DEARBORN, Mich. — Ford Motor Co. said Wednesday it will try to eliminate up to $10.4 billion of its debt by offering debtholders cash and stock as the troubled automaker continues to restructure amid a severe automotive sales downturn.
The Dearborn-based company and its financial arm are putting up $2.2 billion in cash and about 500 million shares of stock to entice holders of bonds and secured-term debt into the swap. The company said reducing the debt will cut the amount it pays in interest and put it in better position to compete with General Motors Corp. and Chrysler LLC.
“This is all part of a restructuring plan to make the company healthier in the end,” said Ford spokesman Mark Truby.
GM and Chrysler also are trying to swap debt for equity as a requirement of the $17.4 billion in government loans they have received.
Ford said Wednesday that it still does not intend to seek government loans.
The company said in a news release it will offer to convert up to $4.9 billion in bonds issued in 2006. For each $1,000 bond, the company will offer 108.7 shares of stock that had been set aside when the bonds were issued, plus $80 in cash.
In addition, the company will offer to pay up to $1.3 billion in cash from Ford Motor Credit Co. for up to another $4.2 billion in bonds. Those bonds would be purchased for 30 cents on the dollar, when they are now trading at around 20 cents, the company said.
The unsecured debt swap offers expire at 9 a.m. on April 3. However, the offer of 30 cents on the dollar will drop to 27 cents after March 19, the company said.
Other components of the offer include trading $500 million in cash for up to $1.3 billion in term loans through an auction process, the company said.
Ford also said it will defer dividend payments on its 6.5 percent preferred securities starting in April.
Ford said it is trying to match the debt restructuring requirements imposed on Chrysler and GM under the terms of their government loans.
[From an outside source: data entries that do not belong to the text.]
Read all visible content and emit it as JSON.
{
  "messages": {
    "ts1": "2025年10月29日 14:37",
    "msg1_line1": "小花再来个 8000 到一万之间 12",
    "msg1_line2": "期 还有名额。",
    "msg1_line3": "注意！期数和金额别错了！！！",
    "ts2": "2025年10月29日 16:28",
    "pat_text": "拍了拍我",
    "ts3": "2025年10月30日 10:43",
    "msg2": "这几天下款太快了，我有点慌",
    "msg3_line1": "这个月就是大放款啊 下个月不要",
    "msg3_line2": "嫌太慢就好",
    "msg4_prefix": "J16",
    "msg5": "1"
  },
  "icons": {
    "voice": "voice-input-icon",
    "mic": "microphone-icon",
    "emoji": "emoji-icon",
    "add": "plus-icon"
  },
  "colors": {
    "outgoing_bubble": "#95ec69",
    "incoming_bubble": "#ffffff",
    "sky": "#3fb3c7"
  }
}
GM’s terms, for instance, set a target for the company to swap two-thirds of its unsecured debt for equity.
Ford had $25.8 billion in debt at the end of 2008.
By converting debt to shares, current stockholders’ equity in the company will be diminished. The 500 million shares Ford is offering will make a large addition to the approximately 2.3 billion shares of common stock that are outstanding.
But Truby said those shares were issued but unsold at the time of the original debt offering, so there shouldn’t be much dilution.
Before Ford announced its offers, its shares closed up 6 cents to $1.87. The shares fell 21 cents, or 11.2 percent, to $1.66 in after-hours trading.
Ford said it has no target amount of debt it wants to swap for equity. It said that all of its offers are worth more than the current market value of the debt.
Ford last year posted the worst annual loss in its 105-year history at $14.6 billion, beating the old record of $12.6 billion two years earlier.
The company’s sales were off 48 percent last month as U.S. auto sales continued to slump.